Il terzo album dei Darkside, “Nothing”, segna una piccola svolta nella collaborazione tra il producer Nicolas Jaar e il polistrumentista Dave Harrington, che questa volta vengono affiancati dal percussionista Tlacael Esparza, unitosi alla formazione nel 2022. Il disco incarna la naturale predisposizione dell’ora-trio alla libera sperimentazione: una ricerca sonora che si muove serpentinamente, senza vincoli, con un approccio alla creatività dal “candore” senza tempo, verso caldi territori tra la notte a l’alba, tra qualche frattaglia digitale ed ectoplasmi di carne vibrante.

Sin dalle prime tracce, il lavoro si distingue per un’ampia gamma di influenze, come specchi che si riflettono a vicenda, distorcendo dolcemente riflessi e riverberi, e proiettando nuovi e antichi mondi. “S.N.C” mescola la “classica” impronta psichedelica del progetto con ritmi funk dal sapore vintage, mentre “Are You Tired? (Keep On Singing)” unisce scenari ambient ad avvolgenti riff dal tocco latino.

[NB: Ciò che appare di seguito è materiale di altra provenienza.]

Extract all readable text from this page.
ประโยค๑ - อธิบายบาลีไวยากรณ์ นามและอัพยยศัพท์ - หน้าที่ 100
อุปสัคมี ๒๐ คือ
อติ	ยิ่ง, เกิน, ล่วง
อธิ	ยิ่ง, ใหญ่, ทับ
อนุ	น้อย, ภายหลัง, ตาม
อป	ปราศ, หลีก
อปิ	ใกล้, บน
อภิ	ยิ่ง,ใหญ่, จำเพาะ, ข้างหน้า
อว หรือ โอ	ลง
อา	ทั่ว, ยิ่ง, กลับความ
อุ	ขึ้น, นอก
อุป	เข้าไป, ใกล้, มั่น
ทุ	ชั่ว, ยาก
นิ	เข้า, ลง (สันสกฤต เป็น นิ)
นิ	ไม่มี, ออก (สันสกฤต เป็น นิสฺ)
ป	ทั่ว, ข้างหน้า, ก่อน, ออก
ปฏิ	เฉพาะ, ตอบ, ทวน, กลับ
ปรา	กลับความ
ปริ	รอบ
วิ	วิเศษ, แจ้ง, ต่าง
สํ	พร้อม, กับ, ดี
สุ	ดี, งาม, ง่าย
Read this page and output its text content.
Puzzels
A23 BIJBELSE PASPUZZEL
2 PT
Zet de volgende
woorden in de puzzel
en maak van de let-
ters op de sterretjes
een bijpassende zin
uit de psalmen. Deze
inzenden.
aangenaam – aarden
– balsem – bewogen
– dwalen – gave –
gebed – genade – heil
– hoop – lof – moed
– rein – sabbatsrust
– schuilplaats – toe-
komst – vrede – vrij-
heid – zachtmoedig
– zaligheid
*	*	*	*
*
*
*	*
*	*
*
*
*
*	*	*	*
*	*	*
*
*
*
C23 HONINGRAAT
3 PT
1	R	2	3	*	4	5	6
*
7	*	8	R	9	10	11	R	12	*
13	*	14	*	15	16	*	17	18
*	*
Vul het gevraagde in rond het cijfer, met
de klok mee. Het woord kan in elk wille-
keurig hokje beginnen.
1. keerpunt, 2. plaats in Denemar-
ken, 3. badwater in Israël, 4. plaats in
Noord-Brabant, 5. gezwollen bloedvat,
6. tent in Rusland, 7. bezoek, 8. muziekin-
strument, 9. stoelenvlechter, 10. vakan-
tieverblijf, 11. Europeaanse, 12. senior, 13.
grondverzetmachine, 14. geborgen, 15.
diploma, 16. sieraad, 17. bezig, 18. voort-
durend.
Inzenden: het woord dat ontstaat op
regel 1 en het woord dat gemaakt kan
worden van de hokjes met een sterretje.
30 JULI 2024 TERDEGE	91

Un pezzo come “Graucha Max”, invece, si muove con disinvoltura tra suggestioni afrobeat e distorsioni industriali, per poi sorprendere con un’inaspettata deviazione ritmica che guarda a sonorità urban contemporanee, senza mai cadere nel cheap. I Darkside più ipnotici e convincenti sono comunque quelli che attingono per l’appunto…alla loro croccante dark side: è ciò che avviene in pezzi come “Heavy Is Good For This”, con quella frastagliata svagatezza tra morbida seicorde e torbide pulsazioni, o in “American References”, dove incontriamo ancora sapori latineggianti, virati verso pagane danze notturne, mescolati a puntelli elettropop e accorati viluppi di chitarra. Un pelo meno interessanti ma da non sottovalutare i due tentativi soul-blues di “Hell Suite part I/II”, che lasciano addosso una madida sensazione di vulnerabilità e nostalgia. 

Anche se rimango molto affezionato ai primi due lavori, bisogna dire che con questo nuovo album il progetto Darkside continua a risultare sempre affascinante: è un tuffo nel vuoto alla ricerca di una sorgente vitale, attraverso la quale non ritrovarsi, ma proprio perdersi di fronte alla frammentazione dell’Attuale, in un denso ma anche leggero profluvio di cangianti suggestioni e artigianali schegge di musica in liquefazione, fatta per sudare, riflettere, osservare i pensieri, la poesia dell’orrizonte e la decadenza del cemento, la distanza e la presenza, l’Io e il Noi.